そこで、「訳あり品購入後にその生産者の正規品を購入したことがあるか」について聞いたところ、51.7%が「ある」。理由は、「訳あり品がおいしいので正規品も食べてみたくなった」(66.9%)、「周囲に紹介したくなった」(15.8%)、「生産者のファンになった」(14,4%)など。訳あり品をきっかけに、さまざまな好循環が生まれていることも分かった。
ECサイトからの自分用購入では見栄えを軽視
産直アウルの登録生産者に、営農・営漁をする上で取り組んでいるSDGs活動について尋ねると、「規格外野菜や未利用魚の出品」(49.1%)が最多だった。これらから、生産者、ユーザー双方が規格外野菜や未利用魚といった訳あり品の販売・購入を通じて食品ロス削減に取り組んでいることが分かる。昨今、SDGsを意識した活動が注目される中、過剰包装が指摘されることも多いことから、過剰包装だと感じる場面について産直アウルユーザーに聞いた。その結果、回答は分散したが、「ネット通販(電化製品)」が最も多い回答として挙がっていた。一方、ECサイトでの食材購入の梱包は、76.7%が「過剰だと感じていない」と答えていた。
生産者アンケートで尋ねた「現在取り組んでいるSDGs活動」の結果が、「規格外野菜や未利用魚を出品する」の次に「簡易包装」(42.9%)が多かったことから、簡易包装に取り組む生産者の努力がユーザー側にも伝わっているとも捉えられる結果となった。

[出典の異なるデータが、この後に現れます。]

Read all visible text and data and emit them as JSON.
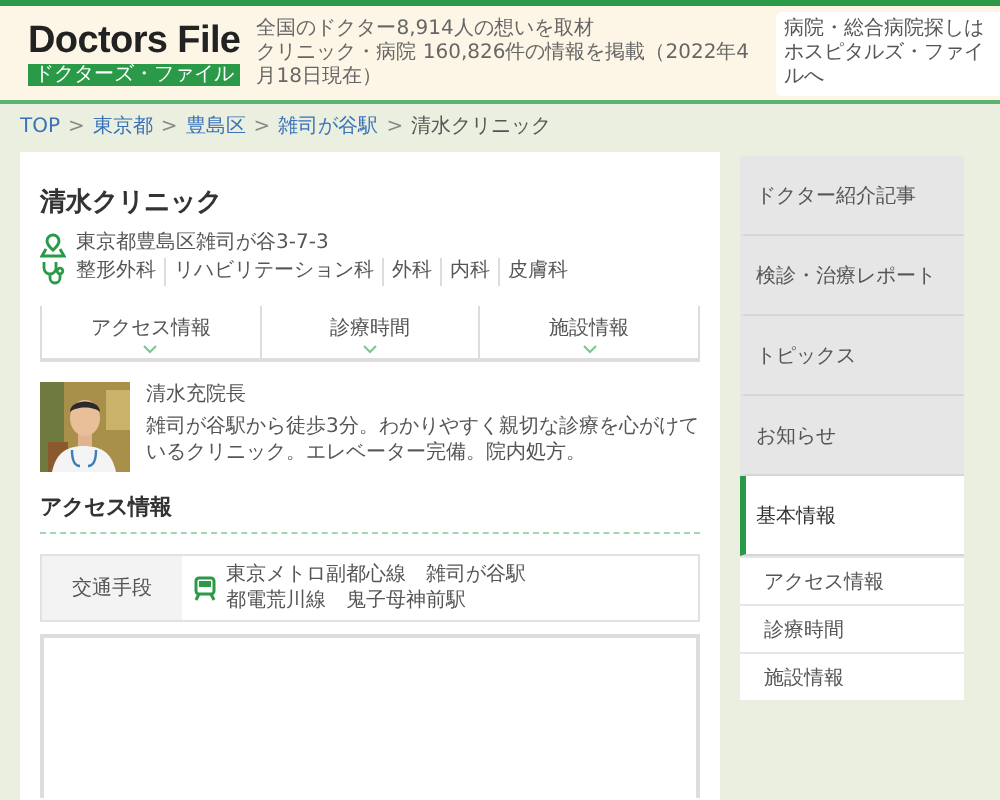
{
  "header": {
    "logo": "Doctors File",
    "logo_sub": "ドクターズ・ファイル",
    "tagline": [
      "全国のドクター8,914人の想いを取材",
      "クリニック・病院 160,826件の情報を掲載（2022年4月18日現在）"
    ],
    "hospital_link": [
      "病院・総合病院探しは",
      "ホスピタルズ・ファイルへ"
    ]
  },
  "breadcrumb": [
    {
      "label": "TOP",
      "separator": ">"
    },
    {
      "label": "東京都",
      "separator": ">"
    },
    {
      "label": "豊島区",
      "separator": ">"
    },
    {
      "label": "雑司が谷駅",
      "separator": ">"
    },
    {
      "label": "清水クリニック"
    }
  ],
  "clinic": {
    "name": "清水クリニック",
    "address": "東京都豊島区雑司が谷3-7-3",
    "departments": [
      "整形外科",
      "リハビリテーション科",
      "外科",
      "内科",
      "皮膚科"
    ]
  },
  "tabs": [
    {
      "label": "アクセス情報"
    },
    {
      "label": "診療時間"
    },
    {
      "label": "施設情報"
    }
  ],
  "doctor": {
    "name": "清水充院長",
    "description": "雑司が谷駅から徒歩3分。わかりやすく親切な診療を心がけているクリニック。エレベーター完備。院内処方。"
  },
  "access": {
    "heading": "アクセス情報",
    "transport_label": "交通手段",
    "lines": [
      "東京メトロ副都心線　雑司が谷駅",
      "都電荒川線　鬼子母神前駅"
    ]
  },
  "sidebar": {
    "items": [
      {
        "label": "ドクター紹介記事",
        "selected": false
      },
      {
        "label": "検診・治療レポート",
        "selected": false
      },
      {
        "label": "トピックス",
        "selected": false
      },
      {
        "label": "お知らせ",
        "selected": false
      },
      {
        "label": "基本情報",
        "selected": true
      }
    ],
    "sub_items": [
      "アクセス情報",
      "診療時間",
      "施設情報"
    ]
  }
}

産直アウルユーザーECサイトで食材を自分用に購入する際に梱包で重要視する点をランキングで尋ねると、「商品保護の機能」(55.2%)と「廃棄しやすい」(51.1%)を挙げる人が多かった。一方、「キレイ・豪華・おしゃれに見える」の項目には4番目以下での回答が多く、自分用での購入では、見栄えに対する重要度は低いことが改めて分かる結果となった。